What is a Mental Model? Actually, the concept simply explains how something works. This is the framework you can visualize in your mind.
We’ve found a great article on 100productmanagers.com blog that shares the views of some great leaders. They have developed mental models we can use to better understand what is product management.
Starting with one of these models, we can help our minds better process the dynamics of our day-to-day. So here they are:
Higher Reality & Martin Eriksson
Martin Eriksson is one of the industry’s leading product management professionals and the founder of ProductTank, the world’s largest product management community.
“A good product manager must be experienced in at least one, passionate about all three, and conversant with practitioners in all” – is his quote.
According to Eriksson, product management is the intersection between the functions of business, technology and user experience. In his model, the product manager is in the middle of everything.

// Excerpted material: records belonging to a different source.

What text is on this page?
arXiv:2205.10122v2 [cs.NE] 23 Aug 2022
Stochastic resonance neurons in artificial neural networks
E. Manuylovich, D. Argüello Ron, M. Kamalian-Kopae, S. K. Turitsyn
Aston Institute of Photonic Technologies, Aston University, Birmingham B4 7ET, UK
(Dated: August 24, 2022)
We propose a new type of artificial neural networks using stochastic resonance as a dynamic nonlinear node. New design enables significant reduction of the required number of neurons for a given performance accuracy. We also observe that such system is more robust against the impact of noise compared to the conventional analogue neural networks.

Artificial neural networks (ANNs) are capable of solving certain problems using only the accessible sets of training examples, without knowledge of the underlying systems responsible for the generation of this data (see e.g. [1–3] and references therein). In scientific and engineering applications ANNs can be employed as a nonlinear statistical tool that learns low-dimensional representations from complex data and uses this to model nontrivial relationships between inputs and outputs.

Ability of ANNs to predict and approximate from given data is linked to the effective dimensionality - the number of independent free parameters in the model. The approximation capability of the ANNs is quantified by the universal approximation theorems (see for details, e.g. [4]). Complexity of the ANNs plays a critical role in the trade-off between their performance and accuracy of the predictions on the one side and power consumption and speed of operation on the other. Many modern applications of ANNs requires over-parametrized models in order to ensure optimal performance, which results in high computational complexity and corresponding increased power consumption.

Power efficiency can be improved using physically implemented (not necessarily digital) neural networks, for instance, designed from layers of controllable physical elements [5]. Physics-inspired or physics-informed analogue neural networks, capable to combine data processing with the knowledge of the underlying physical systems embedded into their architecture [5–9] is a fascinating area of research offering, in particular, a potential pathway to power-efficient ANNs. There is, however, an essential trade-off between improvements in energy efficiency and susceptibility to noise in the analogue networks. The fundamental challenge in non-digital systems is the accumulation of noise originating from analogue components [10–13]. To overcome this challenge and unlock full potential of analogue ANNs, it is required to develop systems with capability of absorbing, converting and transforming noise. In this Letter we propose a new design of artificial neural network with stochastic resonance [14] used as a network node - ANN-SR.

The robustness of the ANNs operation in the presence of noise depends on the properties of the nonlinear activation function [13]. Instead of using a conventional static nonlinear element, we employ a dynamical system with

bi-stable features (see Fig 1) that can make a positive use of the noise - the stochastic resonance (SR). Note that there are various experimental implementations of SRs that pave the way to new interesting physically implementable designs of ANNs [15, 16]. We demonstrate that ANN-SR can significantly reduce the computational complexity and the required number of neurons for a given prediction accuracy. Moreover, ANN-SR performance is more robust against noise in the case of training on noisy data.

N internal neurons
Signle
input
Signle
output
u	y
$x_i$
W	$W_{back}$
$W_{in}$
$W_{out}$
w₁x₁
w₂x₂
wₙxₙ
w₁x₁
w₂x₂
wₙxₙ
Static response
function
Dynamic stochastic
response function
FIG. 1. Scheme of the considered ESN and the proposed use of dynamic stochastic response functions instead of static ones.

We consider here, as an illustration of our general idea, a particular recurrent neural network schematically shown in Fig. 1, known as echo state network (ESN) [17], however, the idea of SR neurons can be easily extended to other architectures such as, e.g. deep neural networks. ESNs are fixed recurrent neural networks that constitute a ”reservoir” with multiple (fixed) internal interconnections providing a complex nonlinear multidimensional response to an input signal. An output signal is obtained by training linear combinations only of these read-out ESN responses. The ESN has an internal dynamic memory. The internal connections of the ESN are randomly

Zoom Out Perspective & Daniel Zarcarias
Daniel Zarcarias is the Product Management Consultant of Substantive, where he helps teams define a product vision, strategy, roadmap and product management process that follows best practices.
With the help of the Eriksson’s model as a reference, Daniel invites us to zoom out and understand our place within a much bigger context. He suggests that the intersection of business, technology, and design is really just a microcosm of the intersection between product and customers.
According to the author, product managers must always remember that their role is to look outward at least as much as we look inward. Although the product delivery process is noisier and demands a lot of attention, Zarcaris wants us to keep in mind that our job is to create value for our customers and consequently, for the business. We’re in the “middle of the middle of everything.”
The New Skill Model & Matt LeMay
Matt LeMay has helped build and scale product management practices at companies ranging from early-stage startups to Fortune 50 enterprises.
In his book, Product Management in Practice, he introduces the acronym CORE (Communication, Organization, Research, and Execution) to explain and summarize what we actually do (or should be doing) all day.
The author calls CORE the “soft skills” of product management and prioritizes their mastery over “hard skills” like engineering or quality assurance.
Mental models can help us to navigate the ambiguity of our jobs and, with experience over time, we may begin to adapt our own models.Which of the models do you like more? What’s your Mental model?